Image Description
Deep-seated schwannomas (mediastinum or retroperitoneum) of long standing may show several degenerative changes. They include degenerative-type cytologic atypia, cystic change, calcification, hemorrhage, and dense hyalinization. This image shows Antoni A areas in the right half and Antoni B foci with cytologic atypia and hyalinized blood vessels in the left half.

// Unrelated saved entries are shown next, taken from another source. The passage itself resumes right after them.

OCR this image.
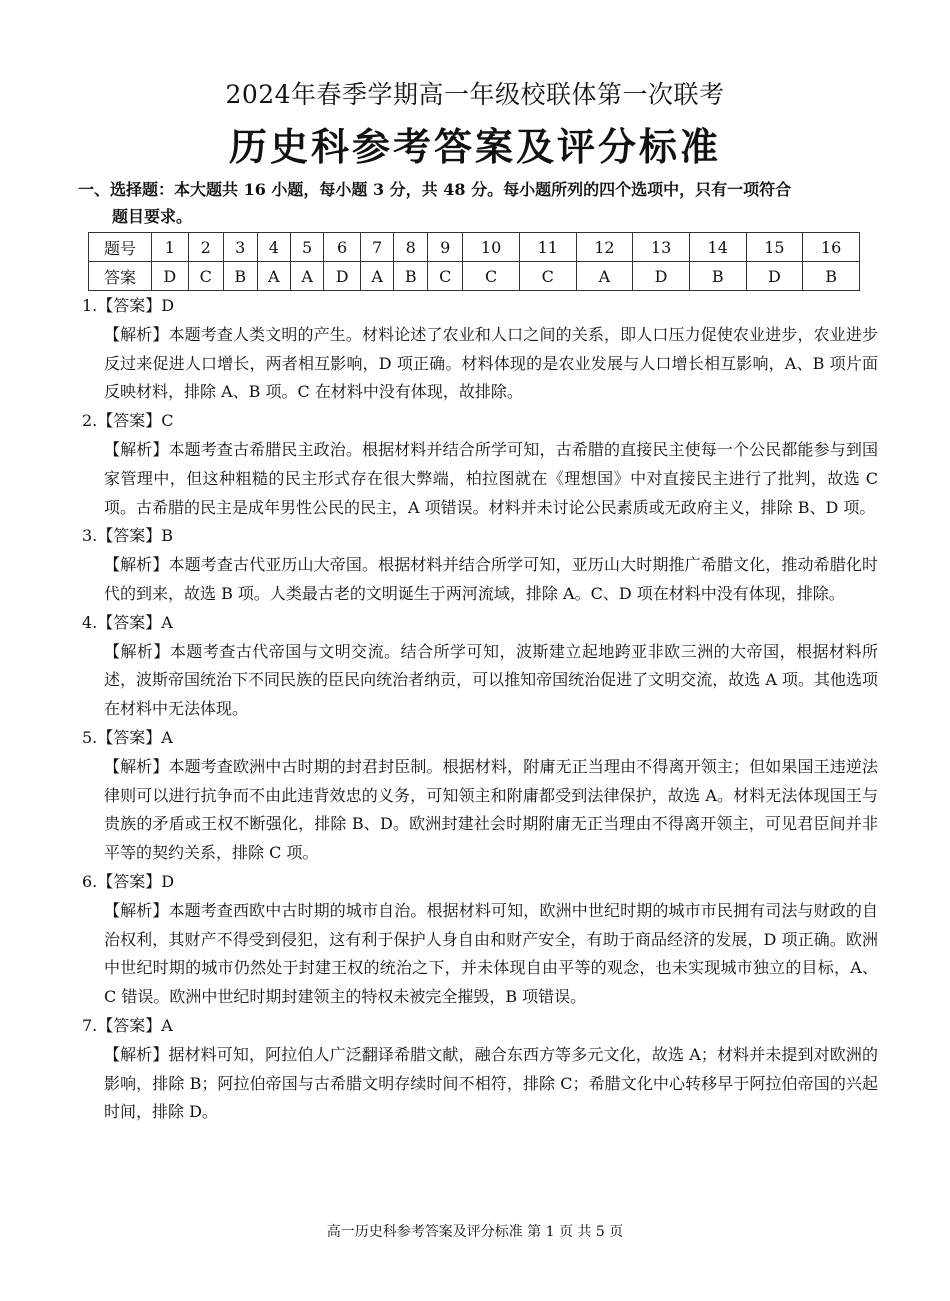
2024年春季学期高一年级校联体第一次联考
历史科参考答案及评分标准
一、选择题：本大题共 16 小题，每小题 3 分，共 48 分。每小题所列的四个选项中，只有一项符合
题目要求。
题号	1	2	3	4	5	6	7	8	9	10	11	12	13	14	15	16
答案	D	C	B	A	A	D	A	B	C	C	C	A	D	B	D	B
1.【答案】D
【解析】本题考查人类文明的产生。材料论述了农业和人口之间的关系，即人口压力促使农业进步，农业进步反过来促进人口增长，两者相互影响，D 项正确。材料体现的是农业发展与人口增长相互影响，A、B 项片面反映材料，排除 A、B 项。C 在材料中没有体现，故排除。
2.【答案】C
【解析】本题考查古希腊民主政治。根据材料并结合所学可知，古希腊的直接民主使每一个公民都能参与到国家管理中，但这种粗糙的民主形式存在很大弊端，柏拉图就在《理想国》中对直接民主进行了批判，故选 C 项。古希腊的民主是成年男性公民的民主，A 项错误。材料并未讨论公民素质或无政府主义，排除 B、D 项。
3.【答案】B
【解析】本题考查古代亚历山大帝国。根据材料并结合所学可知，亚历山大时期推广希腊文化，推动希腊化时代的到来，故选 B 项。人类最古老的文明诞生于两河流域，排除 A。C、D 项在材料中没有体现，排除。
4.【答案】A
【解析】本题考查古代帝国与文明交流。结合所学可知，波斯建立起地跨亚非欧三洲的大帝国，根据材料所述，波斯帝国统治下不同民族的臣民向统治者纳贡，可以推知帝国统治促进了文明交流，故选 A 项。其他选项在材料中无法体现。
5.【答案】A
【解析】本题考查欧洲中古时期的封君封臣制。根据材料，附庸无正当理由不得离开领主；但如果国王违逆法律则可以进行抗争而不由此违背效忠的义务，可知领主和附庸都受到法律保护，故选 A。材料无法体现国王与贵族的矛盾或王权不断强化，排除 B、D。欧洲封建社会时期附庸无正当理由不得离开领主，可见君臣间并非平等的契约关系，排除 C 项。
6.【答案】D
【解析】本题考查西欧中古时期的城市自治。根据材料可知，欧洲中世纪时期的城市市民拥有司法与财政的自治权利，其财产不得受到侵犯，这有利于保护人身自由和财产安全，有助于商品经济的发展，D 项正确。欧洲中世纪时期的城市仍然处于封建王权的统治之下，并未体现自由平等的观念，也未实现城市独立的目标，A、C 错误。欧洲中世纪时期封建领主的特权未被完全摧毁，B 项错误。
7.【答案】A
【解析】据材料可知，阿拉伯人广泛翻译希腊文献，融合东西方等多元文化，故选 A；材料并未提到对欧洲的影响，排除 B；阿拉伯帝国与古希腊文明存续时间不相符，排除 C；希腊文化中心转移早于阿拉伯帝国的兴起时间，排除 D。
高一历史科参考答案及评分标准 第 1 页 共 5 页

The degenerative atypia consists of irregular, multilobed hyperchromatic nuclei frequently containing intranuclear vacuoles. Despite the cytologic atypia, mitotic activity is not increased. These changes have no prognostic significance.
About the Disease
Schwannoma is a slow-growing, encapsulated benign peripheral nerve sheath tumor that is usually seen sporadically (90% of cases). The remainder are associated with Neurofibromatosis 2 (3%), schwannomatosis (2%), or multiple meningiomas with or without NF2 (5%). Schwannomas may rarely arise in the setting of NF1. The most common locations are head, neck, upper and lower extremities, posterior mediastinum, and retroperitoneum. The cut surface is yellow-white or gray. Secondary changes such as hemorrhage, cystic change, cytologic atypia, and calcification are more frequent in the larger deep-seated tumors. Schwannomas are composed of cellular Antoni A areas alternating with hypocellular Antoni B areas. Schwann cells in Antoni A areas show nuclear palisading, whorling patterns, and Verocay bodies. Antoni B areas consist of spindle cells in a loose myxoid or hyalinized stroma, inflammatory cells, collagen fibers, and ectatic deformed vessels with hyalinized walls and thrombi. Schwann cells consistently show positivity for S-100 and SOX10. Cellular schwannoma is composed of mainly Antoni A areas and shows increased mitotic activity (usually < 4 mitoses/10 HPF). They are usually found in deep-seated locations and behave in a benign fashion. Plexiform schwannomas are superficial and multinodular and make up about 5% of all schwannomas. The linkage to Neurofibromatosis 1 or 2 is weak, unlike the strong association between plexiform neurofibroma and NF1. References: 1) Enzinger & Weiss's Soft Tissue Tumors, Sixth Edition, 2014; p. 813-829.